Le 65e festival de Cannes vient de s’achever, 22 films étaient en lice dont huit étaient des adaptations littéraires : Cosmopolis de David Cronenberg ;  De rouille et d’os de Jacques Audiard ; Killing Them Softly (Cogan – La mort aux trousses) de Andrew Dominik ; Lawless (Des hommes sans loi) de John Hillcoat ; The Paperboy (Paperboy) de Lee Daniels ; On the road (Sur la route) de Walter Salles ; V Tumane (Dans la brume) de Sergei Loznitsa et dans une certaine mesure Vous n’avez encore vu d’Alain Resnais.

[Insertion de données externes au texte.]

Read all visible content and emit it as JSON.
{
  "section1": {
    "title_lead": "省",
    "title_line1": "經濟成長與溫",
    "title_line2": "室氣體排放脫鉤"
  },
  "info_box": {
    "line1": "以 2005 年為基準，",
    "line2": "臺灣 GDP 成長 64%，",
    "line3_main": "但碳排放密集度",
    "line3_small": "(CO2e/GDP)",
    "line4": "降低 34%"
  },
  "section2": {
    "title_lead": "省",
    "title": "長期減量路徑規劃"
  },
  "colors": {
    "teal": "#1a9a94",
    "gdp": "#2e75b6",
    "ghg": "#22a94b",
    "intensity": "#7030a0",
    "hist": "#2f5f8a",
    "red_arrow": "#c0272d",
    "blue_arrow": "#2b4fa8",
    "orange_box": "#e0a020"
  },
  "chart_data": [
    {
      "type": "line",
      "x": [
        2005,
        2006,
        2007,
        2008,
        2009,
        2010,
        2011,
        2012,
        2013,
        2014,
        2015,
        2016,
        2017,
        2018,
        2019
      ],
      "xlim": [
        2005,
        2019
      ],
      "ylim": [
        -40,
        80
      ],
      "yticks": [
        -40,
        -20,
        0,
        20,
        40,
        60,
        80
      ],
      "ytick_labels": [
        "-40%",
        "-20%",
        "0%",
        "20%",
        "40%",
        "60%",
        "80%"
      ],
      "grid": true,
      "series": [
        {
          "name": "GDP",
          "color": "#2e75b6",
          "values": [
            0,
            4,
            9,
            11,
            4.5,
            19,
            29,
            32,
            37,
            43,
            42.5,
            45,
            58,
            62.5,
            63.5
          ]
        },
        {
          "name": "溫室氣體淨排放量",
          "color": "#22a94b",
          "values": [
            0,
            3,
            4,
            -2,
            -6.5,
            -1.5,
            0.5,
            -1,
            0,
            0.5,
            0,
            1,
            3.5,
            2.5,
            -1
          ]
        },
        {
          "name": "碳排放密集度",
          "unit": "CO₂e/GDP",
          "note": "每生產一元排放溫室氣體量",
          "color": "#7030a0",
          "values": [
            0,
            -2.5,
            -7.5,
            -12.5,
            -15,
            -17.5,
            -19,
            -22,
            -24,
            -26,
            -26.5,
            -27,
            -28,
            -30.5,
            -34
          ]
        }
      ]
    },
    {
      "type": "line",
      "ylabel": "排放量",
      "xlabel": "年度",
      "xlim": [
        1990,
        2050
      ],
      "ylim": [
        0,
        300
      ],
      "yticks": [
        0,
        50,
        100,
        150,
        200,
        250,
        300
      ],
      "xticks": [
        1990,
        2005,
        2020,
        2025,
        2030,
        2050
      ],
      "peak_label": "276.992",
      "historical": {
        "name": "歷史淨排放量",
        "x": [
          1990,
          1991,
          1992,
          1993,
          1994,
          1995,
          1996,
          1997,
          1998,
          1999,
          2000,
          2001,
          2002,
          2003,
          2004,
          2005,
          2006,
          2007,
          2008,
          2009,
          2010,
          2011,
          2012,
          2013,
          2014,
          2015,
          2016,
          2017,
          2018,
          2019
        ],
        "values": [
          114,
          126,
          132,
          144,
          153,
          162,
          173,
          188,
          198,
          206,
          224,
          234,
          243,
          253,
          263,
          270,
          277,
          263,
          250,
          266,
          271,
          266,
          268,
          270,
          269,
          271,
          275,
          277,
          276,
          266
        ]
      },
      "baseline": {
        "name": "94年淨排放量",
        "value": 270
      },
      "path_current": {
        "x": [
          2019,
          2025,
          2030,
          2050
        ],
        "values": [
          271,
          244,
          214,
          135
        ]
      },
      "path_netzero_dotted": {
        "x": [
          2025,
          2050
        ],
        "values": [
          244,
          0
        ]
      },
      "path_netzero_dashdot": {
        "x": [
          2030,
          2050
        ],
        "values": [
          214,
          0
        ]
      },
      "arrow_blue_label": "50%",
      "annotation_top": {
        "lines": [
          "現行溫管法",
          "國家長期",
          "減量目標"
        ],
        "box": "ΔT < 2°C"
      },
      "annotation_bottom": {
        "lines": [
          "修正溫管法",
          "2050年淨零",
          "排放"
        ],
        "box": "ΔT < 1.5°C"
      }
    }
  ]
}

Mode, manque d’imagination ou tradition ? Toujours est-il que les réalisateurs prennent un grand risque en adaptant des œuvres littéraires car il faut rester fidèle au texte tout en se l’appropriant. A Cannes, parmi les adaptations de cette année, Walter Salles a pris un peu plus de risques que les autres en portant à l’écran le roman de Jack Kerouac, Sur la route, réputé inadaptable.

Sur la route

C’est l’histoire de Sal Paradise, apprenti écrivain new-yorkais, qui, au lendemain de la mort de son père, rencontre Dean Moriarty, jeune ex-taulard au charme ravageur, marié à la très libre et très séduisante Marylou. Entre Sal et Dean, l’entente est immédiate et fusionnelle. Décidés à ne pas se laisser enfermer dans une vie trop étriquée, les deux amis rompent leurs attaches et prennent la route avec Marylou. Assoiffés de liberté, les trois jeunes gens partent à la rencontre du monde, des autres et d’eux-mêmes.

Walter Salles, Brésilien, a lu le livre de Kerouac à un moment où la presse et l’édition étaient sous censure dans son pays. Il l’a donc lu en anglais et a trouvé dans ce récit initiatique une opposition totale à ce qu’il ressentait alors dans son pays. La publication de Sur la route au Brésil coïncide avec les mouvements pour la redémocratisation du pays, en 1984. De ce fait, le livre avait une telle qualité emblématique pour Walter Salles que l’idée de l’adapter à l’écran ne l’effleurait même pas. C’est après l’invitation de Zoetrope Studios, à la suite de la projection de Carnets de Voyage à Sundance en 2004, que le projet a peu à peu pris corps.

Un projet maudit

Ce projet d’autres s’y sont essayés comme le raconte Roman Coppola. Celui-ci, qui dirige avec sa sœur Sofia la société de production American Zoetrope, a vu bon nombre de personnes ramer : « J’ai eu vent par exemple d’un projet avec Montgomery Clift. De mon point de vue, Hollywood a dès le début été fasciné par l’idée de faire un film. Le livre était très populaire là-bas. Mais il y a un hic. Les films sont le plus souvent construits autour de la trame classique “début-milieu-fin”. Sur la route est bien connu pour être absolument anticonformiste de ce point de vue. La plupart des projets d’adaptation contemporains de Kerouac se sont focalisés là-dessus, et ça n’a jamais été satisfaisant. »

À la fin des années 1970, Francis Ford Coppola aurait proposé à Jean-Luc Godard de le réaliser, sans suite. Plus tard, c’est Gus Van Sant qui est sur les rangs, comme nous le raconte l’écrivain et scénariste Barry Gifford (Sailor & Lula) : « Francis m’a engagé en 1995 pour écrire le scénario d’un film, Sur la route avec comme réalisateur Gus Van Sant. Pour de multiples raisons qui nous furent étrangères, nous ne sommes pas  parvenus à concrétiser le projet. Je suis ravi que Walter Salles soit allé jusqu’au bout. Nous sommes devenus amis parce que nous partageons beaucoup de choses. Il m’a appelé pour que je sois consultant sur son film, ce que j’ai fait avec plaisir. Walter s’est servi de mon livre Jack’s Book comme d’une bible. C’était le premier objet de ce type, un documentaire chronologique par écrit, construit comme un documentaire vidéo, un “bookmovie”, comme disait Kerouac. Il y a évidemment de nombreuses façons d’adapter un roman à l’écran. Ce dont je suis sûr, c’est que celle de Walter lui est propre. »

La fin d’un casse tête

Cet engagement personnel et profond de Salles est l’une des clefs pour comprendre pourquoi cette adaptation put enfin aller à son terme. Il a travaillé pendant cinq ans sur de multiples versions, en essayant de respecter le plus possible le livre et parfois en bifurquant. « Une adaptation, c’est ce qui doit permettre aux spectateurs de revenir au livre, à l’original. Et de construire leurs propres versions de Sur la route. » nous explique le réalisateur.  Le film n’a pas eu la palme d’or mais continuera à coup sûr sa route vers le public.